Gonna make me go to rehab…
Having an operation is a big deal. Your body needs time to heal from the effects of an operation, even if it’s a comparatively minor or minimally invasive procedure. If you have a bigger operation, have complications from your operation, or go into your operation already sick, you may need quite some time – weeks or even months – to heal before you’re ready to go home. That means that you may find yourself medically well enough to leave the hospital but not well enough to go home independently. In that case, you may need to spend time in a rehab center or skilled nursing facility (SNF), or get home health services.
Let’s start with some definitions:
Inpatient rehabilitation: Inpatient rehab is the highest level of rehabilitation that you can get after an operation. In these centers, which are often part of larger hospitals, patients participate in at least three hours of rehabilitation therapy every day. These programs work well for patients who are able to do exercises for at least three hours per day, such as young, healthy people with traumatic injuries, but are not a good fit for patients who have been extremely ill and aren’t ready for intensive physical therapy.
Skilled nursing facilities (SNFs): You may hear your medical team refer to these facilities as “Sniffs.” They offer an assisted care environment that is less intensive than inpatient rehab centers, but still provide help with physical therapy, walking, and the basic activities of daily living (eating, toileting, etc.) SNFs can also provide wound care and a variety of nursing services, such as oxygen therapy, IV medications, and nutritional support. Many patients think of SNFs as “nursing homes,” and while that’s technically true, there is a big difference between the SNFs where patients go for a short time after surgery and the traditional image of a nursing home as a place where elderly people live out their lives.
Home health: A variety of home health services are available, and include nurses and other healthcare professionals coming to a person’s home to provide wound care, medication infusion, and physical and occupational therapy. Home care services are great for patients who need a little extra help, but are not enough for patients with significant medication, wound care, or physical/occupational therapy needs that require daily management. While it’s possible to hire 24-hour in-home nurses, insurance companies typically only pay for these services if you need them just a few times per week.
Why Would a Patient Need These Services?
Your medical team considers many things to decide whether you’re safe to go home after an operation. The most important factor is whether you’re able to take care of yourself. That’s an assessment made by your doctors and nurses, and by the hospital physical and occupational therapists, who are specially trained to measure patients’ abilities to get in and out of bed, get to the bathroom, and take care of basic household tasks. If they don’t think you’re up to the task, they’ll recommend you go to inpatient rehab or a SNF. If they think you can manage at home, they’ll recommend home health. Your surgeon is unlikely to go against the recommendation of the physical and occupational therapists, so when they come by to evaluate you, it’s important that you participate as much as possible.
Inpatient rehab is managed by specialist physicians known as physical medicine and rehabilitation specialists or physiatrists. If your inpatient medical team thinks that you might qualify for inpatient rehab, they’ll have these specialists evaluate you for possible admission to a rehab center.
Of course, all of these services cost money. Much of the time, insurance companies, including Medicare and Medicaid, are willing to cover the cost because it is less expensive than staying in the hospital for long periods of time. But every person’s insurance situation is different, and any individual’s plan can be extremely complicated to figure out. The person in charge of determining what your insurance will cover, and which facilities will accept your insurance, is the hospital social worker. Social workers are a great resource in the hospital for all sorts of things (look for a post on this in the weeks to come), and helping patients find rehab or SNF placement is one of their biggest jobs.

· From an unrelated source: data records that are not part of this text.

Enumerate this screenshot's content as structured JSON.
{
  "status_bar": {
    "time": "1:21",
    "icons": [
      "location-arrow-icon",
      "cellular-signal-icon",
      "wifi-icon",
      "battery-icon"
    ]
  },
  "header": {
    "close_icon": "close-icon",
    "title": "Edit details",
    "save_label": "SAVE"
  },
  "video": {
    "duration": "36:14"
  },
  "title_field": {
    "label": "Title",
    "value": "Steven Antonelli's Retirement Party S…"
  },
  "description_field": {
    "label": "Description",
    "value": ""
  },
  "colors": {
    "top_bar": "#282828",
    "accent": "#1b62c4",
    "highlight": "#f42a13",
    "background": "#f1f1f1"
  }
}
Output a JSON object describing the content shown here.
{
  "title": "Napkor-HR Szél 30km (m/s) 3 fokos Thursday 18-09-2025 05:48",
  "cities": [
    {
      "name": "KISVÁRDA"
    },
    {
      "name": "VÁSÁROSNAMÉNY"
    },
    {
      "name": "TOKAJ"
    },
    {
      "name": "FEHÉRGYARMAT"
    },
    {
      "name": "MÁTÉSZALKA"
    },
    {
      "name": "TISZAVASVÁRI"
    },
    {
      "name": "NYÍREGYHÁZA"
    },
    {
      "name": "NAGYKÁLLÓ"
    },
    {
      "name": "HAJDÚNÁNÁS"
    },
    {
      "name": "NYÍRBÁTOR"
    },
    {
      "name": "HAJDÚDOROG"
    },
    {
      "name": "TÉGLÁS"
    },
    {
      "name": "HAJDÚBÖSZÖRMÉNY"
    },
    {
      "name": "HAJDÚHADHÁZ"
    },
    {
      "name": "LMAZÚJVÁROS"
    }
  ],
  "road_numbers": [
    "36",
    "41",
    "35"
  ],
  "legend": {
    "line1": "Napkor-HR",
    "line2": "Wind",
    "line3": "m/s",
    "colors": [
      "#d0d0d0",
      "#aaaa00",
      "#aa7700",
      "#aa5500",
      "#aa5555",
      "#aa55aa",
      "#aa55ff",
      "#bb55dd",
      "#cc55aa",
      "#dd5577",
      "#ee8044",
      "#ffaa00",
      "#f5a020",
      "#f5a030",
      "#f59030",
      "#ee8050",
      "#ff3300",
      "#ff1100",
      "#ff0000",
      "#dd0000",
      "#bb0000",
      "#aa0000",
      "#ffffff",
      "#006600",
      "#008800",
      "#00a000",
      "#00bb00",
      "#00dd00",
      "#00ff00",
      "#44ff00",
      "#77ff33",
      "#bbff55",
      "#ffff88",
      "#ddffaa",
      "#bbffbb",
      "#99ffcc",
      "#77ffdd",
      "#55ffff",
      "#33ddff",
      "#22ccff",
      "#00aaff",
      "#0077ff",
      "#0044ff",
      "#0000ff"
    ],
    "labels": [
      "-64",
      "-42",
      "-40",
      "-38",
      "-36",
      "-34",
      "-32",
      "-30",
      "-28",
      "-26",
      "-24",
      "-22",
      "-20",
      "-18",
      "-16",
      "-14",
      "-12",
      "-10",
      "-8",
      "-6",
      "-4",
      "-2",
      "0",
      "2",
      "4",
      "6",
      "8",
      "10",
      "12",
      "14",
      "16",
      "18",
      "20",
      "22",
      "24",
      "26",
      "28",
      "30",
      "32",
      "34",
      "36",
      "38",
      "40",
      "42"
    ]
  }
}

Tips for Choosing the Right Facility
So, let’s say you need to go to an inpatient rehab or skilled nursing facility. Hopefully you’ll have a few to choose from. Here are some things to keep in mind:
Ask your family or friends check them out for you. You’ll want a place that feels comfortable, but unless you plan well in advance, you may not be able to visit potential facilities yourself. Enlist your family and friends to check them out for you and report back.
Make sure the facility can accommodate your needs. Your medical team will help with this, but you should confirm that any rehab or SNF can provide appropriate services, such as dialysis, complex wound care, IV nutrition, or specialized physical therapy.
Look for a facility that can accommodate your special circumstances. If possible, it may be helpful to be in a facility near family or friends. If you will need many follow-up appointments with your doctors, a facility close to the hospital may be preferable. Also, many nursing facilities are affiliated with religious organizations, so you may want to look for a place that’s part of your denomination.
Needing to go to a rehab facility or SNF is not something that anyone wants to do. But by preparing for the possibility, talking with your medical team and hospital social worker early, and working closely with the physical and occupational therapists in the hospital, you’ll be doing everything you can to make sure that your time recovering from your operation is as fast and smooth as possible.